A baseball club has several monopolies. Two of them are: "good" seats and "nosebleed" seats. Market demand for each good is as follows:
Good Seats: P = 100 - 2Q
Nosebleeds: P = 30 - 2Q
With the stadium built, payers paid, and the other costs of playing baseball game incurred, the marginal cost of admitting an additional customer is essentially zero (MC=0). Everything else is "sunk" or fixed costs, TC = 1000.
a. What are the total revenue (TR) functions for the two types of seats?
b. Write the overall profit function.
c. Maximize each TR function to find the optimal quantity of tickets in each market.
d. What price will they charge in each market to sell the optimal numbers of tickets.

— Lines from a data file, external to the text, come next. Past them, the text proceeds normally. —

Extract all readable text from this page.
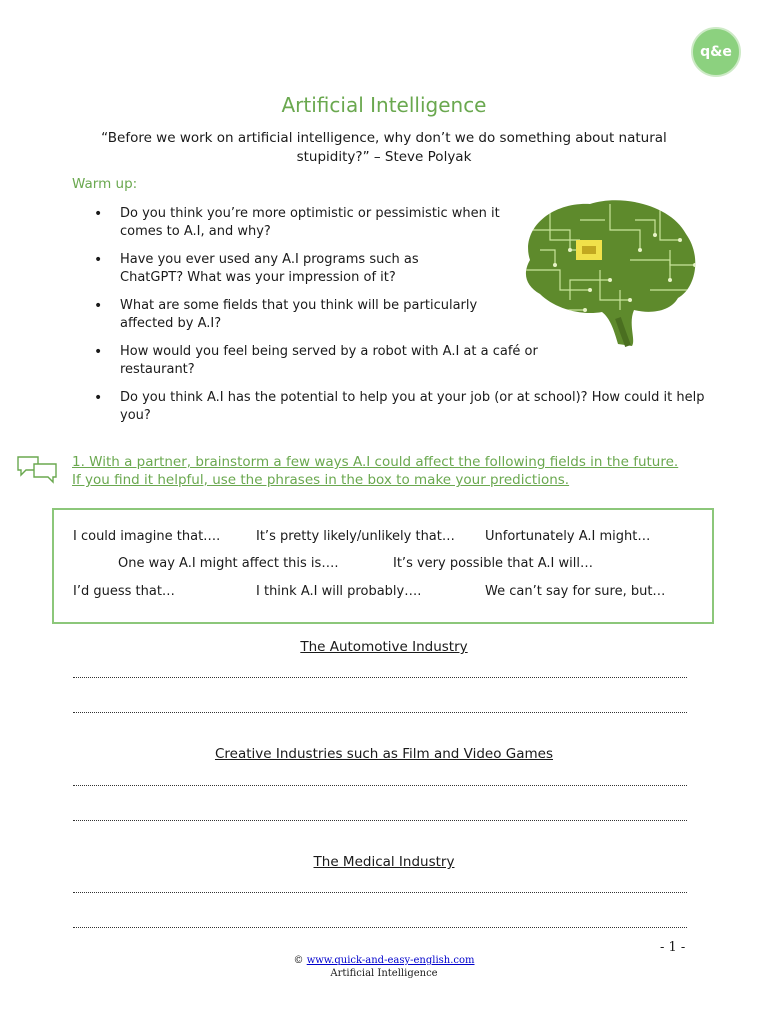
q&e
Artificial Intelligence
“Before we work on artificial intelligence, why don’t we do something about natural stupidity?” – Steve Polyak
Warm up:
• Do you think you’re more optimistic or pessimistic when it comes to A.I, and why?
• Have you ever used any A.I programs such as ChatGPT? What was your impression of it?
• What are some fields that you think will be particularly affected by A.I?
• How would you feel being served by a robot with A.I at a café or restaurant?
• Do you think A.I has the potential to help you at your job (or at school)? How could it help you?
1. With a partner, brainstorm a few ways A.I could affect the following fields in the future.
If you find it helpful, use the phrases in the box to make your predictions.
I could imagine that….	It’s pretty likely/unlikely that… Unfortunately A.I might…
One way A.I might affect this is….	It’s very possible that A.I will…
I’d guess that…	I think A.I will probably….	We can’t say for sure, but…
The Automotive Industry
Creative Industries such as Film and Video Games
The Medical Industry
- 1 -
© www.quick-and-easy-english.com
Artificial Intelligence
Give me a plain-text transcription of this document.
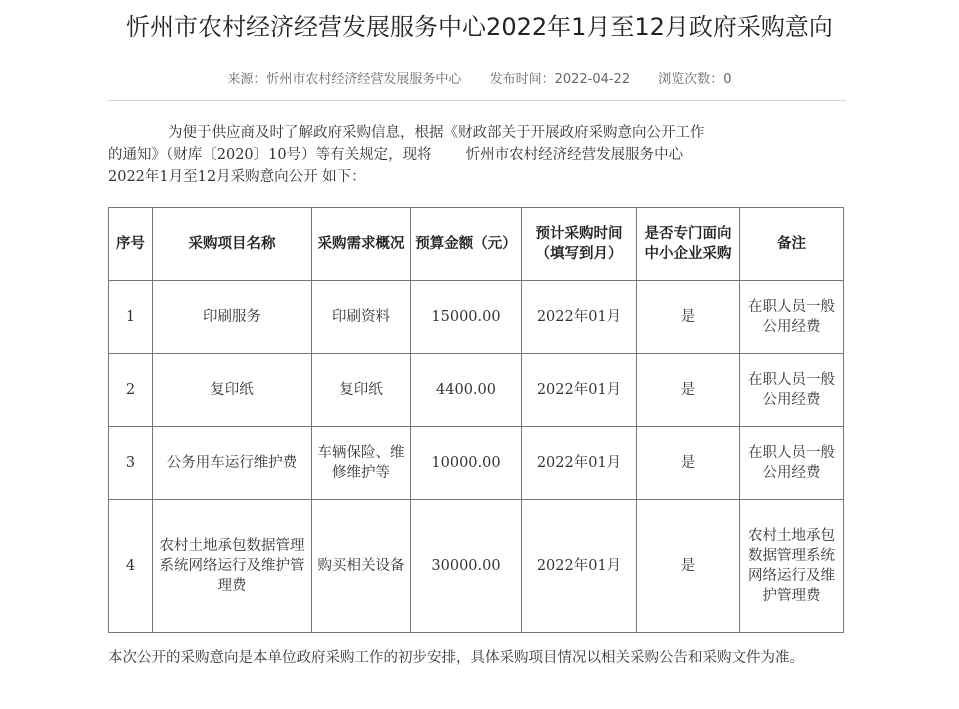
忻州市农村经济经营发展服务中心2022年1月至12月政府采购意向
来源：忻州市农村经济经营发展服务中心 发布时间：2022-04-22 浏览次数：0

为便于供应商及时了解政府采购信息，根据《财政部关于开展政府采购意向公开工作

的通知》（财库〔2020〕10号）等有关规定，现将 忻州市农村经济经营发展服务中心

2022年1月至12月采购意向公开 如下：

序号	采购项目名称	采购需求概况	预算金额（元）	预计采购时间（填写到月）	是否专门面向中小企业采购	备注
1	印刷服务	印刷资料	15000.00	2022年01月	是	在职人员一般公用经费
2	复印纸	复印纸	4400.00	2022年01月	是	在职人员一般公用经费
3	公务用车运行维护费	车辆保险、维修维护等	10000.00	2022年01月	是	在职人员一般公用经费
4	农村土地承包数据管理系统网络运行及维护管理费	购买相关设备	30000.00	2022年01月	是	农村土地承包数据管理系统网络运行及维护管理费

本次公开的采购意向是本单位政府采购工作的初步安排，具体采购项目情况以相关采购公告和采购文件为准。
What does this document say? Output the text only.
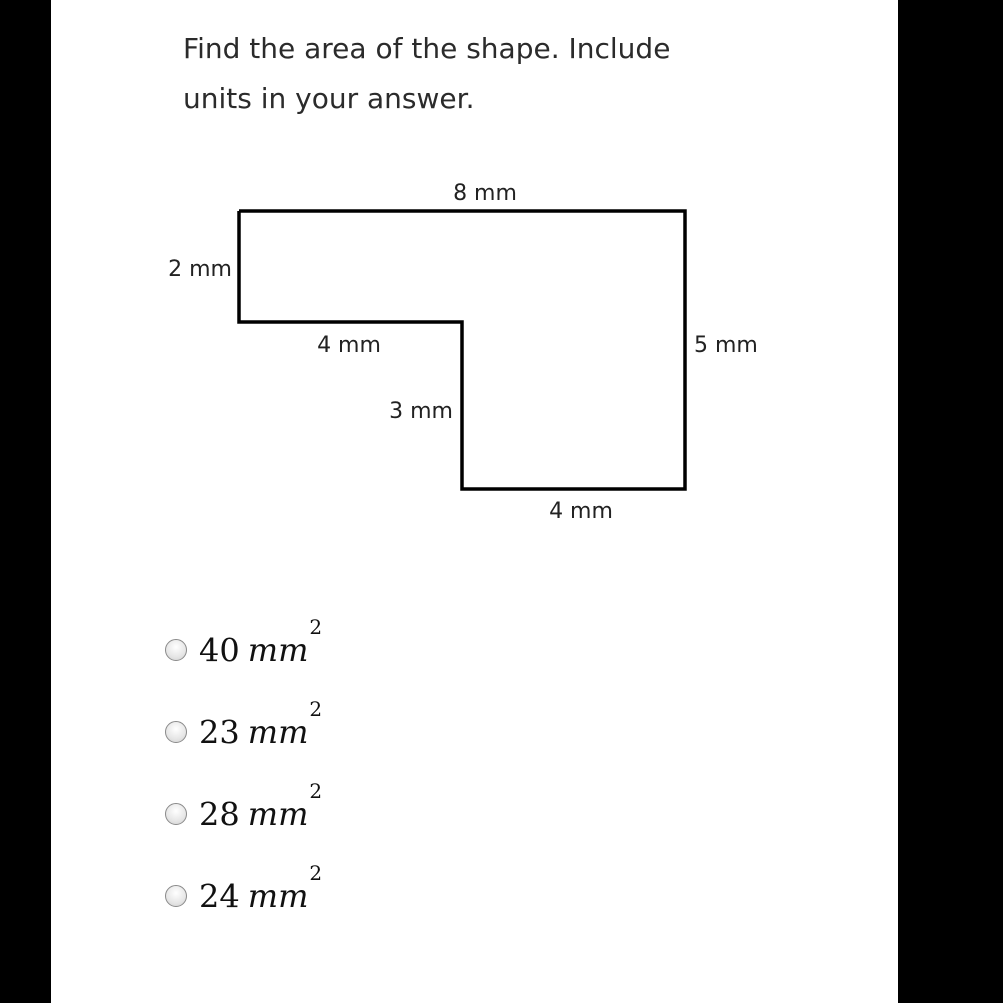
Find the area of the shape. Include
units in your answer.

8 mm
2 mm
4 mm	5 mm
3 mm
4 mm
40 $mm^2$
23 $mm^2$
28 $mm^2$
24 $mm^2$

e. What is the profit when they sell tickets at the above prices?
f. What is Consumer Surplus (area under demand curve and above the price) in each market? Would overall welfare (profit plus Consumer Surplus) be higher if the they charged prices equal to MC?
g. If the they priced tickets at marginal cost (free!) they would incur a loss. Suggest a pricing regulation that government might enact to increase Consumer Surplus without driving the team out of business.
h. Is the team a natural monopoly? I.e., if another firm entered the market with the same fixed costs and both teams split both markets, neither would make a profit.